Deux opérateurs vous proposent le même tarif affiché par MW. L’une des deux propositions coûtera 30 % de plus sur la durée du contrat. Lire une proposition de capacité datacenter est une discipline et la plupart des équipes achats l’apprennent à leurs dépens.
Le tarif affiché est rarement le tarif réel
Quand vous recevez une proposition, le montant mensuel par kW ou par MW n’est que la ligne de départ. Trois catégories de coûts déterminent le coût total réel :
- Charges récurrentes: la ligne que tout le monde compare. Généralement en EUR/kW/mois.
- Coûts en pass-through: énergie au coût, avec ou sans couverture, plus taxes réglementaires.
- Contributions capex: aménagement, distribution électrique sur-mesure, redondance.
Le piège : les opérateurs structurent ces trois enveloppes différemment. L’opérateur A peut intégrer le pass-through dans le tarif affiché. L’opérateur B le sépare pour paraître moins cher au premier abord. Comparer les enveloppes isolément n’a aucun sens.
Trois pièges que nous voyons régulièrement
Piège 1 : les hypothèses de PUE
Une proposition annonçant l’énergie « PUE 1.2 effectif » n’est pas la même qu’une proposition « PUE 1.2 contractuel ». La première est un objectif ; la seconde est un engagement. Sur un contrat de 10 ans pour 10 MW de charge IT, cette distinction représente sept chiffres.
Piège 2 : les clauses d’indexation
Cherchez la formule. Certaines propositions indexent sur un seul IPC national. D’autres utilisent un panier comprenant les prix de l’énergie, les indices de main-d’œuvre et des ajustements de change.
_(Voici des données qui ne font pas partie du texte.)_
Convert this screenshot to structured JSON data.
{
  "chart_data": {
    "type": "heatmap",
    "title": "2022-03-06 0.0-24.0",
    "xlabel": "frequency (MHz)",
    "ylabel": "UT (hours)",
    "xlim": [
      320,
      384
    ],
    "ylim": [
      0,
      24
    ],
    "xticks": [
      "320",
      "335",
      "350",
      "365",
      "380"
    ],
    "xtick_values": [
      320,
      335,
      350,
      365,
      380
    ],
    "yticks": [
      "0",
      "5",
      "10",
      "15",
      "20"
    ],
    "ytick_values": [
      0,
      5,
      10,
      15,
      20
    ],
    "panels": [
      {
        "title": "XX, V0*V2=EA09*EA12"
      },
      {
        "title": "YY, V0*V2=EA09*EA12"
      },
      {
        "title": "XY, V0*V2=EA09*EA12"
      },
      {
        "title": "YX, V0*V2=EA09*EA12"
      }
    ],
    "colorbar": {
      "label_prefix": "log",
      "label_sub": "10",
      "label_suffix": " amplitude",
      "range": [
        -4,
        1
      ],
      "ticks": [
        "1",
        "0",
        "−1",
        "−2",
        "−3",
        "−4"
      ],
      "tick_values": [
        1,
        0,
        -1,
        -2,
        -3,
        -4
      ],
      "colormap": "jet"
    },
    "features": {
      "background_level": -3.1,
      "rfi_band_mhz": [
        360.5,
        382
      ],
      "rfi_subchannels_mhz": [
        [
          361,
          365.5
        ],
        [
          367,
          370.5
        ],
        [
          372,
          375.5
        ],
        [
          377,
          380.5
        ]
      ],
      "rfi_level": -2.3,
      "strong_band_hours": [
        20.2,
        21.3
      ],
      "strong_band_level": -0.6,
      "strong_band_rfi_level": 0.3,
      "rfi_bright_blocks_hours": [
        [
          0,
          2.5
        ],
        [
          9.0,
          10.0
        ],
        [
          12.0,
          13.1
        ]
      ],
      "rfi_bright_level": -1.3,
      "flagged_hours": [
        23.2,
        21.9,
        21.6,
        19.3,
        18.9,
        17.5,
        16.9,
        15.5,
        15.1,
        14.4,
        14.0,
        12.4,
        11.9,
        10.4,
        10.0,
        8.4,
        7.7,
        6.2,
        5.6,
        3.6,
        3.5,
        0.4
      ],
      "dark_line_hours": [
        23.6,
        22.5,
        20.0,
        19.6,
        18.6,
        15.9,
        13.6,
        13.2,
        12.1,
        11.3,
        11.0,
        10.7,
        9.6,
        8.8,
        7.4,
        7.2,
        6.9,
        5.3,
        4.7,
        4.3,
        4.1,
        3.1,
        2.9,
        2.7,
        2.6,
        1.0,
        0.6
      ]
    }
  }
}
La version panier peut dériver de 3 à 4 % par an au-dessus de l’IPC en période inflationniste.
Piège 3 : l’économie de la résiliation
Les clauses de résiliation anticipée sont l’endroit où les propositions favorables à l’acheteur divergent de celles favorables à l’opérateur. La question n’est pas de savoir si vous pouvez résilier, c’est de savoir comment la dette résiduelle est calculée : sur le capex restant, le revenu restant, ou un hybride. L’hybride est presque toujours le plus cher.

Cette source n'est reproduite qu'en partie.